Prime Minister Tayyip Erdogan
Prime Minister Tayyip Erdoğan has been attacked by his opponents for being autocratic while Turkey\'s economy has entered a difficult period with currency depreciation and rising inflation. Reuters

Turkey has hiked consumption taxes on a number of products including cigarettes, alcohol, cars and mobile phones as its economy struggles with inflation and currency depreciation.

The news was announced in the Official Gazette, the country's state publication but it said nothing about how much money the tax hikes would generate or why they were introduced now.

The consumption tax on passenger cars was raised from between 5% to 15%, dependent on the size of the engine, bringing it to a range of 45% to 145%.

The tax was on alcoholic drinks was raised by 10%. The minimum tax on a packet of cigarettes was increased to 3.75 lira ($1.73, £1.04, €1.26) from 3.22 lira, while the tax on mobile phones was raised to 120 lira from 100 lira, according to the Official Gazette.

Turkey's banking watchdog has suggested measures to curb spending, such as avoiding reliance on credit cards, and encouraging citizens to save rather than spend money.

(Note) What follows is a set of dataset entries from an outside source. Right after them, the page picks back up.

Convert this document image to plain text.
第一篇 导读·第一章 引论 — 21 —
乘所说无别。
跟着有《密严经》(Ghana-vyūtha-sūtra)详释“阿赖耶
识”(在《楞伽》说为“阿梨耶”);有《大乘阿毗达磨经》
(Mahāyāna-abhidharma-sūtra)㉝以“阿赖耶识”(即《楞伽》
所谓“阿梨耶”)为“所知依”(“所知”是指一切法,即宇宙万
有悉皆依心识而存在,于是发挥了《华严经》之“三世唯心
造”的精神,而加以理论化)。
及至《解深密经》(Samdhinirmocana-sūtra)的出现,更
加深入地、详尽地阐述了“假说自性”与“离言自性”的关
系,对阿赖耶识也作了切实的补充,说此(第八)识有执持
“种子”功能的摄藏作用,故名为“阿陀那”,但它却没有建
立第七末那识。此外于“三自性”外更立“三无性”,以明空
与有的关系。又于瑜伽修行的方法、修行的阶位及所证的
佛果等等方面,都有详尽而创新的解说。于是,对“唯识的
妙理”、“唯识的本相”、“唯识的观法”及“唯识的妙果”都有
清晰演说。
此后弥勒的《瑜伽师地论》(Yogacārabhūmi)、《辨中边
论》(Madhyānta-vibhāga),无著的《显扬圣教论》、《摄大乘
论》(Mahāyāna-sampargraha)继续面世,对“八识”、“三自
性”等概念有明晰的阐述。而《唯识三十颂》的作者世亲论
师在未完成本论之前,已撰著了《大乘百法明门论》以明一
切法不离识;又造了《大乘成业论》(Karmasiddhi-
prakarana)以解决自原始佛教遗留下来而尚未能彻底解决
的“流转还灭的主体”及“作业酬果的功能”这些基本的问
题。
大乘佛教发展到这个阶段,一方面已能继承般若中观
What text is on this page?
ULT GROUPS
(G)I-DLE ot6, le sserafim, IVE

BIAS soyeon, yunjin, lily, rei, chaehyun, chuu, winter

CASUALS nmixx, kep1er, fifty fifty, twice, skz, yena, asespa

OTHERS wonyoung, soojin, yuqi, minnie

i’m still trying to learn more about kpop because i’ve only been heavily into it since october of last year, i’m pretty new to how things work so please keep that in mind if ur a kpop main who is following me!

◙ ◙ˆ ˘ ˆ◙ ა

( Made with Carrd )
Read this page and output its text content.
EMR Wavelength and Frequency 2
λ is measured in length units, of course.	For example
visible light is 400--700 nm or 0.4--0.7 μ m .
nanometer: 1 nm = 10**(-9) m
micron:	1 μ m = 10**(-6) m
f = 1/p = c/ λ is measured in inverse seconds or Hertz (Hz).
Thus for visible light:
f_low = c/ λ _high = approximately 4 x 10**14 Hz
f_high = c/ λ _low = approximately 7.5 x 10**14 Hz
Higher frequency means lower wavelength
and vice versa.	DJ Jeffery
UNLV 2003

These proposed measures are meant to reduce the country's dependency on foreign capital; its vulnerability to sudden moves of capital out of the country by foreign investors.

In addition, Turkey's economy could be experiencing rising inflation and currency depreciation.

Political instability rocked the country in 2013 as Prime Minister Recep Tayyip Erdoğan clashed with opponents who accused him of being autocratic and unable to accept criticism.

Some analysts have become worried about the country's economy in light of this political instability, and that an emerging economy could be entering severe trouble.

The central bank is attempting to curb inflation, which is expected to hit 7% by the end of the year. The Turkish lira lost 17% of its value against the dollar during 2013 and may also need some financial engineering.

Turkey has been tipped to be one of the more vulnerable emerging market countries, in relation to the Federal Reserve's tapering of its asset purchase programme.